Algonquin General Manager Gary Budge first said the lockup was for Matilda’s own good.
“People seem more aggressive toward her, and she’s responding in a way that’s not helpful,” he claimed. But then he acknowledged, “The [Health] department in the past months suggested to us that pets in food-service facilities are no longer commingled.

“The lobby is an area where we serve food and beverage. We always want to be respectful of the Department of Health.”
A DOH spokeswoman said, “According to the New York City Health Code, live animals are not allowed in food-service establishments unless a patron needs a service dog.”

She said Algonquin managers told an inspector they had an “electronic fence to contain the cat,” and the inspector “reminded them that the cat is not allowed in food-service or preparation areas.”
If Sardi's and the Algonquin don't even stand-up to the Bloomberg Totalitarians, New Yorkers are really in trouble.


  1. Pussies!

    Would've been a great opportunity for a beloved institution to spit some fire at one that is not so beloved.

  2. 'Cause I am sure that my friend's cat Woody, who loves to stretch out on top of the refrigerator in the kitchen, will eventually cause my good friend to die of food poisoning.
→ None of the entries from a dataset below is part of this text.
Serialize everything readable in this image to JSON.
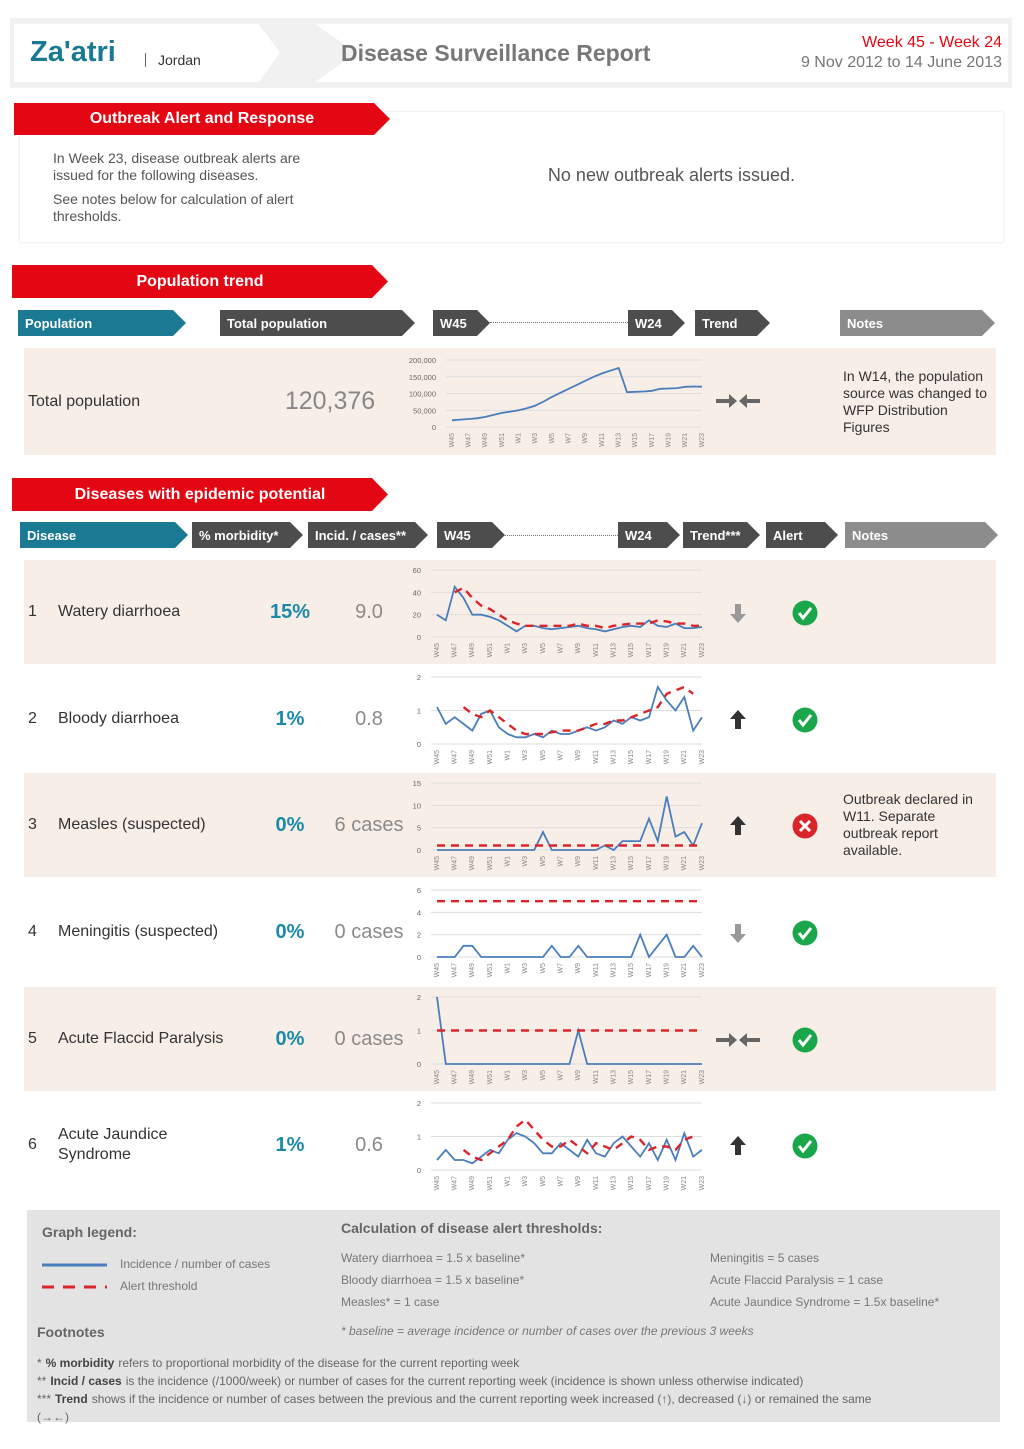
{
  "header": {
    "site": "Za'atri",
    "country": "Jordan",
    "title": "Disease Surveillance Report",
    "weeks": "Week 45 - Week 24",
    "dates": "9 Nov 2012 to 14 June 2013"
  },
  "outbreak": {
    "heading": "Outbreak Alert and Response",
    "intro": "In Week 23, disease outbreak alerts are issued for the following diseases.",
    "note": "See notes below for calculation of alert thresholds.",
    "message": "No new outbreak alerts issued."
  },
  "population": {
    "heading": "Population trend",
    "columns": [
      "Population",
      "Total population",
      "W45",
      "W24",
      "Trend",
      "Notes"
    ],
    "row": {
      "label": "Total population",
      "value": "120,376",
      "trend": "same",
      "notes": "In W14, the population source was changed to WFP Distribution Figures"
    }
  },
  "diseases": {
    "heading": "Diseases with epidemic potential",
    "columns": [
      "Disease",
      "% morbidity*",
      "Incid. / cases**",
      "W45",
      "W24",
      "Trend***",
      "Alert",
      "Notes"
    ],
    "rows": [
      {
        "number": "1",
        "name": "Watery diarrhoea",
        "morbidity": "15%",
        "incidence": "9.0",
        "trend": "down",
        "alert": false
      },
      {
        "number": "2",
        "name": "Bloody diarrhoea",
        "morbidity": "1%",
        "incidence": "0.8",
        "trend": "up",
        "alert": false
      },
      {
        "number": "3",
        "name": "Measles (suspected)",
        "morbidity": "0%",
        "incidence": "6 cases",
        "trend": "up",
        "alert": true,
        "notes": "Outbreak declared in W11. Separate outbreak report available."
      },
      {
        "number": "4",
        "name": "Meningitis (suspected)",
        "morbidity": "0%",
        "incidence": "0 cases",
        "trend": "down",
        "alert": false
      },
      {
        "number": "5",
        "name": "Acute Flaccid Paralysis",
        "morbidity": "0%",
        "incidence": "0 cases",
        "trend": "same",
        "alert": false
      },
      {
        "number": "6",
        "name": "Acute Jaundice Syndrome",
        "morbidity": "1%",
        "incidence": "0.6",
        "trend": "up",
        "alert": false
      }
    ]
  },
  "chart_data": [
    {
      "type": "line",
      "grid": true,
      "categories": [
        "W45",
        null,
        "W47",
        null,
        "W49",
        null,
        "W51",
        null,
        "W1",
        null,
        "W3",
        null,
        "W5",
        null,
        "W7",
        null,
        "W9",
        null,
        "W11",
        null,
        "W13",
        null,
        "W15",
        null,
        "W17",
        null,
        "W19",
        null,
        "W21",
        null,
        "W23"
      ],
      "ylim": [
        0,
        200000
      ],
      "yticks": [
        {
          "value": 200000,
          "label": "200,000"
        },
        {
          "value": 150000,
          "label": "150,000"
        },
        {
          "value": 100000,
          "label": "100,000"
        },
        {
          "value": 50000,
          "label": "50,000"
        },
        0
      ],
      "series": [
        {
          "color": "#4a7ebb",
          "values": [
            20000,
            22000,
            24000,
            26000,
            30000,
            36000,
            42000,
            46000,
            50000,
            56000,
            64000,
            76000,
            90000,
            102000,
            114000,
            126000,
            138000,
            150000,
            160000,
            168000,
            176000,
            104000,
            105000,
            106000,
            108000,
            114000,
            115000,
            116000,
            120000,
            121000,
            120376
          ]
        }
      ]
    },
    {
      "type": "line",
      "grid": true,
      "categories": [
        "W45",
        null,
        "W47",
        null,
        "W49",
        null,
        "W51",
        null,
        "W1",
        null,
        "W3",
        null,
        "W5",
        null,
        "W7",
        null,
        "W9",
        null,
        "W11",
        null,
        "W13",
        null,
        "W15",
        null,
        "W17",
        null,
        "W19",
        null,
        "W21",
        null,
        "W23"
      ],
      "ylim": [
        0,
        60
      ],
      "yticks": [
        0,
        20,
        40,
        60
      ],
      "series": [
        {
          "color": "#4a7ebb",
          "values": [
            20,
            15,
            45,
            35,
            20,
            20,
            18,
            15,
            10,
            5,
            10,
            10,
            8,
            7,
            8,
            9,
            10,
            8,
            7,
            5,
            7,
            9,
            10,
            9,
            15,
            10,
            9,
            12,
            8,
            8,
            9
          ]
        },
        {
          "color": "#d9262b",
          "dashed": true,
          "values": [
            null,
            null,
            40,
            44,
            35,
            28,
            25,
            20,
            15,
            12,
            10,
            10,
            10,
            10,
            10,
            10,
            12,
            10,
            10,
            8,
            10,
            11,
            12,
            12,
            12,
            15,
            14,
            12,
            12,
            10,
            10
          ]
        }
      ]
    },
    {
      "type": "line",
      "grid": true,
      "categories": [
        "W45",
        null,
        "W47",
        null,
        "W49",
        null,
        "W51",
        null,
        "W1",
        null,
        "W3",
        null,
        "W5",
        null,
        "W7",
        null,
        "W9",
        null,
        "W11",
        null,
        "W13",
        null,
        "W15",
        null,
        "W17",
        null,
        "W19",
        null,
        "W21",
        null,
        "W23"
      ],
      "ylim": [
        0,
        2
      ],
      "yticks": [
        0,
        1,
        2
      ],
      "series": [
        {
          "color": "#4a7ebb",
          "values": [
            1.1,
            0.6,
            0.8,
            0.6,
            0.4,
            0.9,
            1.0,
            0.5,
            0.3,
            0.2,
            0.2,
            0.3,
            0.2,
            0.4,
            0.3,
            0.3,
            0.4,
            0.5,
            0.4,
            0.5,
            0.7,
            0.6,
            0.8,
            0.7,
            0.8,
            1.7,
            1.3,
            1.0,
            1.4,
            0.4,
            0.8
          ]
        },
        {
          "color": "#d9262b",
          "dashed": true,
          "values": [
            null,
            null,
            null,
            1.1,
            0.9,
            0.8,
            1.0,
            0.8,
            0.6,
            0.4,
            0.3,
            0.3,
            0.3,
            0.35,
            0.4,
            0.4,
            0.4,
            0.5,
            0.6,
            0.6,
            0.7,
            0.7,
            0.8,
            0.9,
            1.0,
            1.1,
            1.5,
            1.6,
            1.7,
            1.5,
            null
          ]
        }
      ]
    },
    {
      "type": "line",
      "grid": true,
      "categories": [
        "W45",
        null,
        "W47",
        null,
        "W49",
        null,
        "W51",
        null,
        "W1",
        null,
        "W3",
        null,
        "W5",
        null,
        "W7",
        null,
        "W9",
        null,
        "W11",
        null,
        "W13",
        null,
        "W15",
        null,
        "W17",
        null,
        "W19",
        null,
        "W21",
        null,
        "W23"
      ],
      "ylim": [
        0,
        15
      ],
      "yticks": [
        0,
        5,
        10,
        15
      ],
      "series": [
        {
          "color": "#4a7ebb",
          "values": [
            0,
            0,
            0,
            0,
            0,
            0,
            0,
            0,
            0,
            0,
            0,
            0,
            4,
            0,
            0,
            0,
            0,
            0,
            0,
            1,
            0,
            2,
            2,
            2,
            7,
            2,
            12,
            3,
            4,
            1,
            6
          ]
        },
        {
          "color": "#d9262b",
          "dashed": true,
          "values": [
            1,
            1,
            1,
            1,
            1,
            1,
            1,
            1,
            1,
            1,
            1,
            1,
            1,
            1,
            1,
            1,
            1,
            1,
            1,
            1,
            1,
            1,
            1,
            1,
            1,
            1,
            1,
            1,
            1,
            1,
            1
          ]
        }
      ]
    },
    {
      "type": "line",
      "grid": true,
      "categories": [
        "W45",
        null,
        "W47",
        null,
        "W49",
        null,
        "W51",
        null,
        "W1",
        null,
        "W3",
        null,
        "W5",
        null,
        "W7",
        null,
        "W9",
        null,
        "W11",
        null,
        "W13",
        null,
        "W15",
        null,
        "W17",
        null,
        "W19",
        null,
        "W21",
        null,
        "W23"
      ],
      "ylim": [
        0,
        6
      ],
      "yticks": [
        0,
        2,
        4,
        6
      ],
      "series": [
        {
          "color": "#4a7ebb",
          "values": [
            0,
            0,
            0,
            1,
            1,
            0,
            0,
            0,
            0,
            0,
            0,
            0,
            0,
            1,
            0,
            0,
            1,
            0,
            0,
            0,
            0,
            0,
            0,
            2,
            0,
            1,
            2,
            0,
            0,
            1,
            0
          ]
        },
        {
          "color": "#d9262b",
          "dashed": true,
          "values": [
            5,
            5,
            5,
            5,
            5,
            5,
            5,
            5,
            5,
            5,
            5,
            5,
            5,
            5,
            5,
            5,
            5,
            5,
            5,
            5,
            5,
            5,
            5,
            5,
            5,
            5,
            5,
            5,
            5,
            5,
            5
          ]
        }
      ]
    },
    {
      "type": "line",
      "grid": true,
      "categories": [
        "W45",
        null,
        "W47",
        null,
        "W49",
        null,
        "W51",
        null,
        "W1",
        null,
        "W3",
        null,
        "W5",
        null,
        "W7",
        null,
        "W9",
        null,
        "W11",
        null,
        "W13",
        null,
        "W15",
        null,
        "W17",
        null,
        "W19",
        null,
        "W21",
        null,
        "W23"
      ],
      "ylim": [
        0,
        2
      ],
      "yticks": [
        0,
        1,
        2
      ],
      "series": [
        {
          "color": "#4a7ebb",
          "values": [
            2,
            0,
            0,
            0,
            0,
            0,
            0,
            0,
            0,
            0,
            0,
            0,
            0,
            0,
            0,
            0,
            1,
            0,
            0,
            0,
            0,
            0,
            0,
            0,
            0,
            0,
            0,
            0,
            0,
            0,
            0
          ]
        },
        {
          "color": "#d9262b",
          "dashed": true,
          "values": [
            1,
            1,
            1,
            1,
            1,
            1,
            1,
            1,
            1,
            1,
            1,
            1,
            1,
            1,
            1,
            1,
            1,
            1,
            1,
            1,
            1,
            1,
            1,
            1,
            1,
            1,
            1,
            1,
            1,
            1,
            1
          ]
        }
      ]
    },
    {
      "type": "line",
      "grid": true,
      "categories": [
        "W45",
        null,
        "W47",
        null,
        "W49",
        null,
        "W51",
        null,
        "W1",
        null,
        "W3",
        null,
        "W5",
        null,
        "W7",
        null,
        "W9",
        null,
        "W11",
        null,
        "W13",
        null,
        "W15",
        null,
        "W17",
        null,
        "W19",
        null,
        "W21",
        null,
        "W23"
      ],
      "ylim": [
        0,
        2
      ],
      "yticks": [
        0,
        1,
        2
      ],
      "series": [
        {
          "color": "#4a7ebb",
          "values": [
            0.3,
            0.6,
            0.3,
            0.3,
            0.2,
            0.4,
            0.6,
            0.5,
            0.9,
            1.1,
            1.0,
            0.8,
            0.5,
            0.5,
            0.8,
            0.6,
            0.4,
            0.9,
            0.5,
            0.4,
            0.8,
            1.0,
            0.7,
            0.4,
            0.8,
            0.3,
            0.9,
            0.3,
            1.1,
            0.4,
            0.6
          ]
        },
        {
          "color": "#d9262b",
          "dashed": true,
          "values": [
            null,
            null,
            null,
            0.6,
            0.4,
            0.3,
            0.5,
            0.7,
            0.9,
            1.3,
            1.5,
            1.2,
            0.9,
            0.7,
            0.7,
            0.9,
            0.7,
            0.5,
            0.8,
            0.7,
            0.6,
            0.8,
            1.0,
            0.9,
            0.6,
            0.7,
            0.7,
            0.6,
            0.9,
            1.0,
            null
          ]
        }
      ]
    }
  ],
  "legend": {
    "heading": "Graph legend:",
    "items": [
      {
        "label": "Incidence / number of cases",
        "color": "#4a7ebb",
        "dashed": false
      },
      {
        "label": "Alert threshold",
        "color": "#d9262b",
        "dashed": true
      }
    ]
  },
  "thresholds": {
    "heading": "Calculation of disease alert thresholds:",
    "items": [
      "Watery diarrhoea = 1.5 x baseline*",
      "Bloody diarrhoea = 1.5 x baseline*",
      "Measles* = 1 case",
      "Meningitis = 5 cases",
      "Acute Flaccid Paralysis = 1 case",
      "Acute Jaundice Syndrome = 1.5x baseline*"
    ],
    "baseline": "* baseline = average incidence or number of cases over the previous 3 weeks"
  },
  "footnotes": {
    "heading": "Footnotes",
    "items": [
      {
        "marker": "*",
        "term": "% morbidity",
        "text": "refers to proportional morbidity of the disease for the current reporting week"
      },
      {
        "marker": "**",
        "term": "Incid / cases",
        "text": "is the incidence (/1000/week) or number of cases for the current reporting week (incidence is shown unless otherwise indicated)"
      },
      {
        "marker": "***",
        "term": "Trend",
        "text": "shows if the incidence or number of cases between the previous and the current reporting week increased (↑), decreased (↓) or remained the same (→←)"
      }
    ]
  }
}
Next thing you know they will tell New Yorker animal lovers that they must erect baby-fences and/or barricades in the entranceway to any household kitchen (in the event that there isn't a locking door).

    Hey, why don't we ban live cattle in slaughterhouses, too. Everybody knows that when live animals are near dead animals that this is where disease comes from.